You are a security officer writing a concise security report.
Time range: {time_range}
Input format: Each event is a JSON object with:
- "title", "scene", "confidence", "potential_threat_level" (0-2), "other_concerns", "camera", "time", "start_time", "end_time"
- "context": array of related events from other cameras that occurred during overlapping time periods
**Note: Use the "scene" field for event descriptions in the report.
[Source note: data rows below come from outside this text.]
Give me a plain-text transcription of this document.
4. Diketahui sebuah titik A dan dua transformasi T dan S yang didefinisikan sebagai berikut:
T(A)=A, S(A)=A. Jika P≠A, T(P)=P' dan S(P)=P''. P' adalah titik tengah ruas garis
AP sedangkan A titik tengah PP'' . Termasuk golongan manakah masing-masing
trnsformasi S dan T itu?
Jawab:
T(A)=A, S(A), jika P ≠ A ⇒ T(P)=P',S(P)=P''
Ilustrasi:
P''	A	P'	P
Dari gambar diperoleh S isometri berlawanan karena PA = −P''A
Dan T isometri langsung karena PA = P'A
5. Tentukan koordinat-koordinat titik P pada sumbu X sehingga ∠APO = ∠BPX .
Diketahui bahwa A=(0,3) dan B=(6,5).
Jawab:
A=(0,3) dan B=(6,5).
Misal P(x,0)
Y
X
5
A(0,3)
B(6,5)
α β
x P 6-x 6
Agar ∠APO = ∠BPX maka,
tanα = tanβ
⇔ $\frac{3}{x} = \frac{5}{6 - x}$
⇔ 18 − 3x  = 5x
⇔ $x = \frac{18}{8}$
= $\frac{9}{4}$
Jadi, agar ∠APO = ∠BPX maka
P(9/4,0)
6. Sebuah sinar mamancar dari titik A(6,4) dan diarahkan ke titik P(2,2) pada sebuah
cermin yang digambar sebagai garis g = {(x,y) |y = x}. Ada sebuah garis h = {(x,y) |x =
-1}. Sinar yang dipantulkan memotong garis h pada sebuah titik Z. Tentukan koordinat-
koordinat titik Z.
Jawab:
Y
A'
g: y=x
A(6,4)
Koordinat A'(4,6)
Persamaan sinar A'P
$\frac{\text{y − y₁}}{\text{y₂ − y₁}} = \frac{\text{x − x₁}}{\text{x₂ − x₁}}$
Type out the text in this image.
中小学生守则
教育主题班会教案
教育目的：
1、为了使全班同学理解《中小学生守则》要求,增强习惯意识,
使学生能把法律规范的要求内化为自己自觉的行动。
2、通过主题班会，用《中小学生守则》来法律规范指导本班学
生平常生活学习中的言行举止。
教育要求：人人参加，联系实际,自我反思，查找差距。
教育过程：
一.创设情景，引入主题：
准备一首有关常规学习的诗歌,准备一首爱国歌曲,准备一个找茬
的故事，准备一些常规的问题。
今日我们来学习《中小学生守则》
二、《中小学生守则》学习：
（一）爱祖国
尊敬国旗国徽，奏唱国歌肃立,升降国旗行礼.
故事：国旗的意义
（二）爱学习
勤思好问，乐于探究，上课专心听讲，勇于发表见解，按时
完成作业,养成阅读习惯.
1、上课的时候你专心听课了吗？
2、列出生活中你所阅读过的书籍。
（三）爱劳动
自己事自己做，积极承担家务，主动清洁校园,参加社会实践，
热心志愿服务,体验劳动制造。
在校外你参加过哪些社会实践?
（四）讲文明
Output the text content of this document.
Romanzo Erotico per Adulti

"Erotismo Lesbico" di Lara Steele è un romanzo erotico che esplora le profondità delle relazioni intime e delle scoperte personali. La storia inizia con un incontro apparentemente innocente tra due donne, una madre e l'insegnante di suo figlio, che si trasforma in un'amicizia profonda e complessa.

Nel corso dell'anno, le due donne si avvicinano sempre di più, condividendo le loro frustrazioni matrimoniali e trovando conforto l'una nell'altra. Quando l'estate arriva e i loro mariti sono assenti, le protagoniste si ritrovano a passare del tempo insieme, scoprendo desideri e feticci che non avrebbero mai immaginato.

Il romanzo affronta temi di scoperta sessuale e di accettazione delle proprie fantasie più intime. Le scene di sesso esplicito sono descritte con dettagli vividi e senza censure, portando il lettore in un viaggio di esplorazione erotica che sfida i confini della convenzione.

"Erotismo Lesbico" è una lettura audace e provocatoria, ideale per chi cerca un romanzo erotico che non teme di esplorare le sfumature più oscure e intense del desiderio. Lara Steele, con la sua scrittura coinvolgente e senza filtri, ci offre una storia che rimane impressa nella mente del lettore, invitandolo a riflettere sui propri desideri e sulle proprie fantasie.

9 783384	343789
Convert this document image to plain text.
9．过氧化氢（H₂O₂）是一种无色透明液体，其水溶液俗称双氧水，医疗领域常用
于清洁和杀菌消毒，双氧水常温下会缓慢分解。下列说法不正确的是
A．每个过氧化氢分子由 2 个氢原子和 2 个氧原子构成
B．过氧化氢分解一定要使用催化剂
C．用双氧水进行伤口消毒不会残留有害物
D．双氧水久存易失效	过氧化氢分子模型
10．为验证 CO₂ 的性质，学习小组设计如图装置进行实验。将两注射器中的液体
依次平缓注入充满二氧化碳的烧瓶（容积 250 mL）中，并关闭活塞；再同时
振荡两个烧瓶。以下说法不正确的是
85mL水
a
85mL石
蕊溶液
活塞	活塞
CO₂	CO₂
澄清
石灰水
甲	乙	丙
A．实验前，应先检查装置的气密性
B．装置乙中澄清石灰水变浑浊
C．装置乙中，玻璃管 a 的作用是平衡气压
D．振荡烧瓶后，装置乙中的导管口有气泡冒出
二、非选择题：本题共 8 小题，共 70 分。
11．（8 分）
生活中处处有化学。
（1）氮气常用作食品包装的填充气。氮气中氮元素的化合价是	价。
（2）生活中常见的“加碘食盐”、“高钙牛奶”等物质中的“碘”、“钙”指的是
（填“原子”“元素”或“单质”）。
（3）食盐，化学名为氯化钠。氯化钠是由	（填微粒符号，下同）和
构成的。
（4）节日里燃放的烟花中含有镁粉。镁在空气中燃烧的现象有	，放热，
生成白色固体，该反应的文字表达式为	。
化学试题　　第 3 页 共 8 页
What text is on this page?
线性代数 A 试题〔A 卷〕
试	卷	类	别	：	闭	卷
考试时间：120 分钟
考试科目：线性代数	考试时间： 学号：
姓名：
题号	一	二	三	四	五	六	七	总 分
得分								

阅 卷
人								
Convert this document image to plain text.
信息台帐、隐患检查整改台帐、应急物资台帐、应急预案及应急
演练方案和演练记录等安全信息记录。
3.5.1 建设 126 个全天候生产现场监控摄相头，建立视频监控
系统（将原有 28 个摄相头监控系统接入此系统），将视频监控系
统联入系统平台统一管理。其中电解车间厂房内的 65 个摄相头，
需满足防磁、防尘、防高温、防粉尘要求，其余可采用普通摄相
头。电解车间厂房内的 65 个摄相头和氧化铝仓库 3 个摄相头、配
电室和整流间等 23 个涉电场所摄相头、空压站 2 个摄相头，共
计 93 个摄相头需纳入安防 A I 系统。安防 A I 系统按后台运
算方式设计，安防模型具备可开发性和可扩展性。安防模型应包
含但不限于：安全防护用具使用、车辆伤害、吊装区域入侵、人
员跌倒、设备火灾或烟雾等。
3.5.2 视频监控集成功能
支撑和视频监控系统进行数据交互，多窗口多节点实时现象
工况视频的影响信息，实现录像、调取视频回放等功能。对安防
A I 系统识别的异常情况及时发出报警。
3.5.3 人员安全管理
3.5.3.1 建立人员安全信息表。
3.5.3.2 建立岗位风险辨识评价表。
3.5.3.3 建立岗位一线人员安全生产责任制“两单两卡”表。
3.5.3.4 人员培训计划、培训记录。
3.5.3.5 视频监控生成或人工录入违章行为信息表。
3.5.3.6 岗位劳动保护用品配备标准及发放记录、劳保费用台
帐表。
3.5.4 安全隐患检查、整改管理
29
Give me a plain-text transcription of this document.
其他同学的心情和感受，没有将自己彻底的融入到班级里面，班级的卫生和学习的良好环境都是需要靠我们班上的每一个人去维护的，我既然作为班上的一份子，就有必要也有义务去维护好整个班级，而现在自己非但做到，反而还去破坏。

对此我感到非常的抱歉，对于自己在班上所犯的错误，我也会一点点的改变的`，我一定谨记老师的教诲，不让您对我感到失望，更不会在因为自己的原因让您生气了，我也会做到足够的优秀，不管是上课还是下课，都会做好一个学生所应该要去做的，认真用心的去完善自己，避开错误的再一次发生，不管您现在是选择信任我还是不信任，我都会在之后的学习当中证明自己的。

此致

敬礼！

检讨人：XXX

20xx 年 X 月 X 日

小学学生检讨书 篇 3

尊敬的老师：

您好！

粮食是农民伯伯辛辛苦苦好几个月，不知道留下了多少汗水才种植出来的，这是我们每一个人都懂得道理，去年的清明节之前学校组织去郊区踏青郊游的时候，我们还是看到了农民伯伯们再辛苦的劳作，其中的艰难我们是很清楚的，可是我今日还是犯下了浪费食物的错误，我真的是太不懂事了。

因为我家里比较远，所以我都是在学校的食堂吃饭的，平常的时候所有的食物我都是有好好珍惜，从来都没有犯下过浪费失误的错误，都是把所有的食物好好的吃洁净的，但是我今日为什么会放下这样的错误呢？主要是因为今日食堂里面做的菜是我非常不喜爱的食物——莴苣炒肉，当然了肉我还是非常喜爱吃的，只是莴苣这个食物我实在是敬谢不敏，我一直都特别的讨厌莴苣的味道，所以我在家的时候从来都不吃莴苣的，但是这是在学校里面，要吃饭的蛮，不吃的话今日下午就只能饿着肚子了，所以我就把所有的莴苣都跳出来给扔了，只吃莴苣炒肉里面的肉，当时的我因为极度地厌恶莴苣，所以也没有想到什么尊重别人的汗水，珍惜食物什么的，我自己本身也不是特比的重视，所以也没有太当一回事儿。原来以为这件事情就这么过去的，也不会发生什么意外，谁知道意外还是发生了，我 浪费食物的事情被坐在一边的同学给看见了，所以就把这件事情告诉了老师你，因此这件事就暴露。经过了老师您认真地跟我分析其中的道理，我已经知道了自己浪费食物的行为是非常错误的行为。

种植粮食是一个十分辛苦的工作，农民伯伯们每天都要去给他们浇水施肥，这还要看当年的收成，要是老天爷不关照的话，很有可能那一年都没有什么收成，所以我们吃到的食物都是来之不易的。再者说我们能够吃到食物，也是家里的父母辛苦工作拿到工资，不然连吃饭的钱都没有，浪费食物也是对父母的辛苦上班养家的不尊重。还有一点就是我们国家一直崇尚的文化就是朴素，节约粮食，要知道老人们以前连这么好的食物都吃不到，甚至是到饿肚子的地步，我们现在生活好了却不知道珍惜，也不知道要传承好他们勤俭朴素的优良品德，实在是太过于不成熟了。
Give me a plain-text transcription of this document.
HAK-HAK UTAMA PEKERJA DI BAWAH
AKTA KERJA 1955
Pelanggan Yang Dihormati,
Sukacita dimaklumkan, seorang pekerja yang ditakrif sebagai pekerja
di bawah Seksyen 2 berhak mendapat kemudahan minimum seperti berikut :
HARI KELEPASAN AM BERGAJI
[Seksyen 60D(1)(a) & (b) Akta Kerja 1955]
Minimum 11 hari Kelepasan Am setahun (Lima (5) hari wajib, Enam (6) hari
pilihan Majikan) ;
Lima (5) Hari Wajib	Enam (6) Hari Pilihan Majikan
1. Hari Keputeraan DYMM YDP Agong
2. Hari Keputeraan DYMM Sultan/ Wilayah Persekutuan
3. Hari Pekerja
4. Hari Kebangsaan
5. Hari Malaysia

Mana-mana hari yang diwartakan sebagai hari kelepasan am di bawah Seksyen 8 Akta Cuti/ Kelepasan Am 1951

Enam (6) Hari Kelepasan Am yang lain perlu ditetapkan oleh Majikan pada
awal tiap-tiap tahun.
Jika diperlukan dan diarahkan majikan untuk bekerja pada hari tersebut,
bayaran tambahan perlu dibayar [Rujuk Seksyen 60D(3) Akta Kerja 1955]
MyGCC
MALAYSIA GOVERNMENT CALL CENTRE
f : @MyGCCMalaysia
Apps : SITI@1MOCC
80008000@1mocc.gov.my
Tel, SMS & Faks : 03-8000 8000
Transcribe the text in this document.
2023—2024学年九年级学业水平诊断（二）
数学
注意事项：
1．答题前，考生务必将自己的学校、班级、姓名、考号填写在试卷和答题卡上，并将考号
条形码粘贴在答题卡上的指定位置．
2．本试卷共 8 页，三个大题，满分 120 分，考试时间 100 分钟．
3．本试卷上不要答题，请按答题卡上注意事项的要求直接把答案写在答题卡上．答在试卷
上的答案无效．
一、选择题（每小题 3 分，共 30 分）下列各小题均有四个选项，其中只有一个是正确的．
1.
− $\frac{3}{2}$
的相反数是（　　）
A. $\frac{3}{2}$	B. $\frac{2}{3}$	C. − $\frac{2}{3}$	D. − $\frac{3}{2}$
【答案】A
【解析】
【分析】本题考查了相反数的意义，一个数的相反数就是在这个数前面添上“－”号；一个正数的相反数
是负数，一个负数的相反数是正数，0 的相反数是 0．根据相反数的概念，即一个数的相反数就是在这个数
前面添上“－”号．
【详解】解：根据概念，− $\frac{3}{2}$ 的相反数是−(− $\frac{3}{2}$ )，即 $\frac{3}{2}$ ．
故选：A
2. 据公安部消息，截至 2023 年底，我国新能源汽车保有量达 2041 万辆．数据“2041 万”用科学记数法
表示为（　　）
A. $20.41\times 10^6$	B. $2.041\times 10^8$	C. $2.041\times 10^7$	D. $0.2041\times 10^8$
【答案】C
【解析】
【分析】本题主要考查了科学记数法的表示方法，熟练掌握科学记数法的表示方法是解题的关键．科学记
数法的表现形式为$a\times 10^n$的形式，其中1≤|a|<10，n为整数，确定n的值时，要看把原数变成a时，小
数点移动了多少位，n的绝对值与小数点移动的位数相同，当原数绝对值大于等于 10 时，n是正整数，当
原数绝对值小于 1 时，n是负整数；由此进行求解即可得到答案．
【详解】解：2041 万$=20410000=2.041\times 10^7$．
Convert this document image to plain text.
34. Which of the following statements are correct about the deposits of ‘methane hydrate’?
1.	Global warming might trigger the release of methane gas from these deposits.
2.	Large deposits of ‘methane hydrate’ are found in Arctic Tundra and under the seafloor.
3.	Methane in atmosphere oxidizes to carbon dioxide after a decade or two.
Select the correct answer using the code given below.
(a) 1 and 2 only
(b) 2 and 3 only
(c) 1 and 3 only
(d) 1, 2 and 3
Ignore any "shortSummary" field if present.**
Report Structure - Use this EXACT format:
# Security Summary - {time_range}
## Overview
[Write 1-2 sentences summarizing the overall activity pattern during this period.]
---
## Timeline
[Group events by time periods (e.g., "Morning (6:00 AM - 12:00 PM)", "Afternoon (12:00 PM - 5:00 PM)", "Evening (5:00 PM - 9:00 PM)", "Night (9:00 PM - 6:00 AM)"). Use appropriate time blocks based on when events occurred.]
### [Time Block Name]
**HH:MM AM/PM** | [Camera Name] | [Threat Level Indicator]
- [Event title]: [Clear description incorporating contextual information from the "context" array]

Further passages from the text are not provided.